Ilya
February 6, 2015, 2:32pm
1
If I want block bruteforce attack I usually use fail2ban.
cat /opt/openfire/logs/info.log:
…
2015.02.06 13:33:08 org.jivesoftware.openfire.net.SASLAuthentication - User Login Failed. PLAIN authentication failed for: green.bus
…
But no IP address! Nothing to ban!
As I can see from Enable fail2ban to monitor openfire login logs. there is “fix” to change log content:
Then I’ve modified org.jivesoftware.openfire.net.SASLAuthentication ,
before
Line 288
Log.info("User Login Failed. " + e.getMessage());
after
Log.info("User Login Failed. " + e.getMessage() + " " + session.getHostAddress());
//add try/catch around this line, because getHostAddress() might throw an exception
This will provide us with everything fail2ban needs - an IP address and the time
2012.04.13 15:40:44 org.jivesoftware.openfire.net.SASLAuthentication - User Login Failed. PLAIN authentication failed for: test@192.168.253.5 IP: 192.168.253.10
But I don’t understand how to change property org.jivesoftware.openfire.net.SASLAuthentication ! Where is this property must be changed/placed?
Could you help me!
wroot
February 7, 2015, 1:20pm
2
It is not an option, it is the actual source code of the server which is in that example. If you want to follow this, you have to download server’s source code, alter it and compile your own version of the server.
Ilya
February 12, 2015, 7:49am
3
Sorry for delay with answer…
It is very unuseful and very strange because of security of the service available over public internet must be important
Thank you!
wroot
February 12, 2015, 9:19am
4
I’m not saying is this bad or good, just explaining the situation. If you will provide a final patch (in diff format), it will be filed in bug tracker system and then one of the developers will evaluate this (maybe). Though some users (admins) might not want to register IP addresses because of their users privacy concerns. So maybe this should be optional.
Ilya
February 27, 2015, 9:36am
5
Ok, second variant:
/opt/openfire/lib/log4j.xml define log format.
For example:
Note string %d{yyyy.MM.dd HH:mm:ss} %c - %m%n :
2015.02.27 09:09:55 org.jivesoftware.admin.LoginLimitManager - Failed admin console login attempt by admin from 192.168.2.111
%m%n ->
Failed admin console login attempt by admin from 192.168.2.111
May be there are another options exept %m and %n ?

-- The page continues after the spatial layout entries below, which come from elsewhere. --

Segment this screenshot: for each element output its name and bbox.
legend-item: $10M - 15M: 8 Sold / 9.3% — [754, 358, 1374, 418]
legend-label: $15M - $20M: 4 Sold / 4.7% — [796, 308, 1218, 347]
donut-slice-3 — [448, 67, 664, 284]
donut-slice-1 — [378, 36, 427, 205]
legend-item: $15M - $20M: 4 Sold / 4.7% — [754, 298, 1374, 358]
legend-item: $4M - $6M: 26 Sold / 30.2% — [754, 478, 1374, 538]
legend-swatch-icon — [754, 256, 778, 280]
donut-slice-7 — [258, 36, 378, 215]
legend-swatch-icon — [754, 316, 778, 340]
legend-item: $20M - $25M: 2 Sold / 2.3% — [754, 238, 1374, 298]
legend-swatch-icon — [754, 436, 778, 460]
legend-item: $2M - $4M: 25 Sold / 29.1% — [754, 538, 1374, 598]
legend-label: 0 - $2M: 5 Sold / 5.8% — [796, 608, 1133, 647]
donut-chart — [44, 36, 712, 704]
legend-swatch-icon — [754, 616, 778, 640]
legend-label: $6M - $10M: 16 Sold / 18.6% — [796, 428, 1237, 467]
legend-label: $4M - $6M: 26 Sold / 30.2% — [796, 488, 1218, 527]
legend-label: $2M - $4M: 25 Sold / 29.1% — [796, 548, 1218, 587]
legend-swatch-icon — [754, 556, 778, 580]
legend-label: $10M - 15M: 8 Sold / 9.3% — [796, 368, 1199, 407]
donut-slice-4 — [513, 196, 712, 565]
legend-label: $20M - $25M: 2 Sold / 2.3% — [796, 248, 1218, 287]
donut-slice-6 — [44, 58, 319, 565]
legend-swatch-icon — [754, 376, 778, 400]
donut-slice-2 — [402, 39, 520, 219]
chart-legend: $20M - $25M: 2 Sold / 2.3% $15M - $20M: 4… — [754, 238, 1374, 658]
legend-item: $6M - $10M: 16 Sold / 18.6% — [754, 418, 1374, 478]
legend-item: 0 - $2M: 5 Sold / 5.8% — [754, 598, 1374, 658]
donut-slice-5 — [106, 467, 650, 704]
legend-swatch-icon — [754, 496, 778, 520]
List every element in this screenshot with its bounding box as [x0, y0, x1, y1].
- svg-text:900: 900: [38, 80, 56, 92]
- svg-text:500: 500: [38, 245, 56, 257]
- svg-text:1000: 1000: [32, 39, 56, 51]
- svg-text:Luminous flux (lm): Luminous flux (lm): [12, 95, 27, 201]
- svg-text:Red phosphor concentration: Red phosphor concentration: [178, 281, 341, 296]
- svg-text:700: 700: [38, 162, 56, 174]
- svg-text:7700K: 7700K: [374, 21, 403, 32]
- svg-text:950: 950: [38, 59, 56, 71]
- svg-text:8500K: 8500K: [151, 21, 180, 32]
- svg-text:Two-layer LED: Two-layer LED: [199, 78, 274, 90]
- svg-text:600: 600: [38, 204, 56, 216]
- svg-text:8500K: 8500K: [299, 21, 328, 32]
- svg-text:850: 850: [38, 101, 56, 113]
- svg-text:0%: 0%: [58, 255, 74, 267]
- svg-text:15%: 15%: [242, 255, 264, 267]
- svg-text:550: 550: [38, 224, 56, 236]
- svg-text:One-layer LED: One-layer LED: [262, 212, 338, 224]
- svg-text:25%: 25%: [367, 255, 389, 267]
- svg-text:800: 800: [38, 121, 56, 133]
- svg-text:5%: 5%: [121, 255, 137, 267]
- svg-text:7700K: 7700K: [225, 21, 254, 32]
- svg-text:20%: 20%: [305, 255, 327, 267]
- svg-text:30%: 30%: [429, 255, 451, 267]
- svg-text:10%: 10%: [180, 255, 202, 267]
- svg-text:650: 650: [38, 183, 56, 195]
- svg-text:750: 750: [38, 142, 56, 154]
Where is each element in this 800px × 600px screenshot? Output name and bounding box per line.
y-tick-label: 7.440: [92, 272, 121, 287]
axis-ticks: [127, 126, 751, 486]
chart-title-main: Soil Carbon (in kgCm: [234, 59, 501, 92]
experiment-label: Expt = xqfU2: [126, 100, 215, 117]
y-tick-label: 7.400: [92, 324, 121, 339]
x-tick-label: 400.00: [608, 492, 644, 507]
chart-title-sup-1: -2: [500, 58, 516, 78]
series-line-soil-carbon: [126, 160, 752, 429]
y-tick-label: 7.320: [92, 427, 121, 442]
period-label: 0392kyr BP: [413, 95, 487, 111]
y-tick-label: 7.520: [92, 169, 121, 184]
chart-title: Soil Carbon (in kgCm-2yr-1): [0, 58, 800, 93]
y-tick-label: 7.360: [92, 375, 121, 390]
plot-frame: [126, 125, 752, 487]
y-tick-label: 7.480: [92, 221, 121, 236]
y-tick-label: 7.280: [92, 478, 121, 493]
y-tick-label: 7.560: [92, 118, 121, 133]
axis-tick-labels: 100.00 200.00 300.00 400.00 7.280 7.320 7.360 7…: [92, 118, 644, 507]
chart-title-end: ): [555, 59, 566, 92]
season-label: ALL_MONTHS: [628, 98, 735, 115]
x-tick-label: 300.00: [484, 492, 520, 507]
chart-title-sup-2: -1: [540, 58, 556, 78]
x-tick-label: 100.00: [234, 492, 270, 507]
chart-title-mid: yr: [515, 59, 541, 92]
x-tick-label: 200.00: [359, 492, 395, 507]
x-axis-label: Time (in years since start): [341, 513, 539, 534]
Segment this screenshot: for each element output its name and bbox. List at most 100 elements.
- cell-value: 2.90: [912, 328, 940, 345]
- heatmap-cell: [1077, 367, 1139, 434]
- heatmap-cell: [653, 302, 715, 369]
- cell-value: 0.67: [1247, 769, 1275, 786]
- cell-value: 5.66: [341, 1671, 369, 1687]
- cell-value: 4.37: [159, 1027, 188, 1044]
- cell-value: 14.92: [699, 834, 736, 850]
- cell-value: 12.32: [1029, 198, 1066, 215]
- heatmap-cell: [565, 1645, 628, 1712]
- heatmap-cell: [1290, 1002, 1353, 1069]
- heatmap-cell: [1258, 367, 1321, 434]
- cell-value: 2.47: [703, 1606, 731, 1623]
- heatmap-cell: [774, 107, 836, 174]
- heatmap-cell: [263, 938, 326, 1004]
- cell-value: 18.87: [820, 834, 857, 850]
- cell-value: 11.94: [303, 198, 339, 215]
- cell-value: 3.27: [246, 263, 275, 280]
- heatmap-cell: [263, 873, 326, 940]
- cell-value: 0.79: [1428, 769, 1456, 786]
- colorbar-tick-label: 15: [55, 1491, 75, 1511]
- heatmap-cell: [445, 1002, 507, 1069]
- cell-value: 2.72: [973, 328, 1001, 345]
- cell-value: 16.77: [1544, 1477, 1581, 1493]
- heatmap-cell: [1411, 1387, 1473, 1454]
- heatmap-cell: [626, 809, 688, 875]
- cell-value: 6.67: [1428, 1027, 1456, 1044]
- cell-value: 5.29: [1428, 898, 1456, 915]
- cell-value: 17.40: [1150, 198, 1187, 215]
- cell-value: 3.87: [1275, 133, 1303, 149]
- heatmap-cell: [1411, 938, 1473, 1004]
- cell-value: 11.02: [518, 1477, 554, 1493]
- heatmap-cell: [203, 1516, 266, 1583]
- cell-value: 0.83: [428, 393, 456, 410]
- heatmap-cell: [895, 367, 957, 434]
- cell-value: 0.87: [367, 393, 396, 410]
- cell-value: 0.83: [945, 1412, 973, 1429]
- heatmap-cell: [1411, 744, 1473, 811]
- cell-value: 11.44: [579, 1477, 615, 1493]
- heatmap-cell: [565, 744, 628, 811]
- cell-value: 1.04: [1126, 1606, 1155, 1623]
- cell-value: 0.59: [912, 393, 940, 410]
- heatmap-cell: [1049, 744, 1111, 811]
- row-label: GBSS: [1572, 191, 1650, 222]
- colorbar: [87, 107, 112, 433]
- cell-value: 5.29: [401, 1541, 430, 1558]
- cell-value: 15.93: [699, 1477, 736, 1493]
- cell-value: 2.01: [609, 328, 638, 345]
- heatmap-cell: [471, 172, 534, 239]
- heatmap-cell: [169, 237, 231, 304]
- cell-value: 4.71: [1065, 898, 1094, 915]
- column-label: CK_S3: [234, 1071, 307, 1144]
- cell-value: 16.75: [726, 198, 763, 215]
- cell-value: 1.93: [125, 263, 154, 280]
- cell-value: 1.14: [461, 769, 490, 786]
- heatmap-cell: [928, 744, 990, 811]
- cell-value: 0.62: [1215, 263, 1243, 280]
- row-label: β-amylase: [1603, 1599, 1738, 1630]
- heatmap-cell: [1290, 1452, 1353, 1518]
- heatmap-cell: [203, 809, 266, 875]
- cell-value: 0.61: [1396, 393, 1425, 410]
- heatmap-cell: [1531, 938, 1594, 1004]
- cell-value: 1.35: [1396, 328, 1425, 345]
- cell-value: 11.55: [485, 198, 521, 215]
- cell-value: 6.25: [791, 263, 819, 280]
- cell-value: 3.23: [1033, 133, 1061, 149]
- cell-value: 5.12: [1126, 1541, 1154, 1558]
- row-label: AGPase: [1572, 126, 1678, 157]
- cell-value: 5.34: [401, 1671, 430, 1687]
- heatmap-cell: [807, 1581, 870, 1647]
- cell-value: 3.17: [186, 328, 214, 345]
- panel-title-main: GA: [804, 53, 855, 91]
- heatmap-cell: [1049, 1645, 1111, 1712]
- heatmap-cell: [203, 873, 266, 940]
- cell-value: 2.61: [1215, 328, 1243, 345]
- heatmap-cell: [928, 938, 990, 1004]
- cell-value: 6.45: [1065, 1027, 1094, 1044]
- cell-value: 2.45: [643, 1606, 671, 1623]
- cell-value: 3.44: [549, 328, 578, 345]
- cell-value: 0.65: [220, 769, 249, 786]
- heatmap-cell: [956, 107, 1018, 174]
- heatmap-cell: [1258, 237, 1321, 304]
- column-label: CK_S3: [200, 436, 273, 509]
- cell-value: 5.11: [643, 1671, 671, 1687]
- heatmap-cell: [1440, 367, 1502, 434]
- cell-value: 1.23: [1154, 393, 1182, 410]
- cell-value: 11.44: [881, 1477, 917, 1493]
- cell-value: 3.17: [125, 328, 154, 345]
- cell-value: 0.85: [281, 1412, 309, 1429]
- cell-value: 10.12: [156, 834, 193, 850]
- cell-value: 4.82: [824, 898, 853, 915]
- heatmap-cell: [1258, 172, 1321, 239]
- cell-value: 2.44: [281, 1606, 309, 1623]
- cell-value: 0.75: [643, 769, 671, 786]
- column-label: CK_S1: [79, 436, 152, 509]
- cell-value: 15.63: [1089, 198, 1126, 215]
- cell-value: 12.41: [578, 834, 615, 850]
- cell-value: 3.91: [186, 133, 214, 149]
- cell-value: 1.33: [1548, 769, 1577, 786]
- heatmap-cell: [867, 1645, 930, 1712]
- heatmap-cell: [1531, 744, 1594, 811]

Or this is only method to see, but not catch events?
Added:
There is another log options file: /opt/openfire/jre/lib/logging.properties
(by the way, executable! -rwxr-xr-x )
But I don’t know if there is wrong way to solve my queston…
Added 2:
May it be possible to compile only one module and replace it on working server or not? If yes, could you explain me how? I never compile from sources…
wroot
February 27, 2015, 1:03pm
6
I’m not a developer myself, can’t help with compiling.